The Discrete Fourier Transform (DFT) defines a relationship between an N-point time-domain sequence x[n], n=0..N-1, and an N-point frequency domain sequence (samples of the Fourier transform uniformly spaced between \omega = 0 and 2\pi) X[k], k=0..N-1. The forward transformation is given by:
X[k] = 1/N \sum_{n=0}^{N-1} x[n] exp{-j 2\pi k.n/N}
which can be expressed as a matrix multiply
X = D x
where x and X are N-element column vectors corresponding to the time and frequency domains, and D is the N-by-N DFT matrix,
D_{kn} = 1/N exp{-j 2\pi k.n/N}
(and thus the inverse transform is trivially derived from the matrix inverse of D).
As such, you can calculate X[k] for any N-point input sequence x[n], and it doesn't even make that much sense to define periodicity for a finite-length sequence.
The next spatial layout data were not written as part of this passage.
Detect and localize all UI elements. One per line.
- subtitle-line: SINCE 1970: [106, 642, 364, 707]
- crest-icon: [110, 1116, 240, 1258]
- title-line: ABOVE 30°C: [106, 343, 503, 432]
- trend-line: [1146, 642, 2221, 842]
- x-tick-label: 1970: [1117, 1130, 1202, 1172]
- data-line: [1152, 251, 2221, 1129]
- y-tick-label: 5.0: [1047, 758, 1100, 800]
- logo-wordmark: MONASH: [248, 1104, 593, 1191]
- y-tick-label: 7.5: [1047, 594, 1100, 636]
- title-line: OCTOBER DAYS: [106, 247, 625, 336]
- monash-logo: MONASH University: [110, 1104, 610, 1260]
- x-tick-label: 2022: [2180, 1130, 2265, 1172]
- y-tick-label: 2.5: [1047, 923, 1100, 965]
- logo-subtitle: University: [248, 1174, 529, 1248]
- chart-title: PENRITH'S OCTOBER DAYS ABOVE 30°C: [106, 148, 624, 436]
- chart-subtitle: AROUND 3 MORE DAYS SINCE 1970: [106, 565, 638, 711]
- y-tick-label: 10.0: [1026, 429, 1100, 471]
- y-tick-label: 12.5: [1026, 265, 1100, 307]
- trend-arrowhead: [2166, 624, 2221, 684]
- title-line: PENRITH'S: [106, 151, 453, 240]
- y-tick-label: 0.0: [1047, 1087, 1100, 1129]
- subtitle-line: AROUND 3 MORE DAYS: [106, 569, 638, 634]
If x[n] can be broken into several pieces that exactly repeat (e.g., a repeated N/2 point sequence), then we will see corresponding structure in X[k] (all the odd-numbered spectral samples will be zero for this example).
Now, you can interpret the DFT as the Fourier transform of an infinite-duration, periodic sequence consisting of infinitely many repeats of the N-point time-domain sequence you start with. In this case, the DFT values X[k] correspond to the weights of the Dirac deltas that constitute the spectrum of this infinite-energy (but finite-power) sequence.
But you can also interpret it as sampling the Fourier transform of finite-length sequence, equivalently an infinite-duration sequence that happens to be nonzero only over a finite, N-point range. In this case, the X[k] values are the finite-valued samples of the the full, continuous-frequency Fourier transform.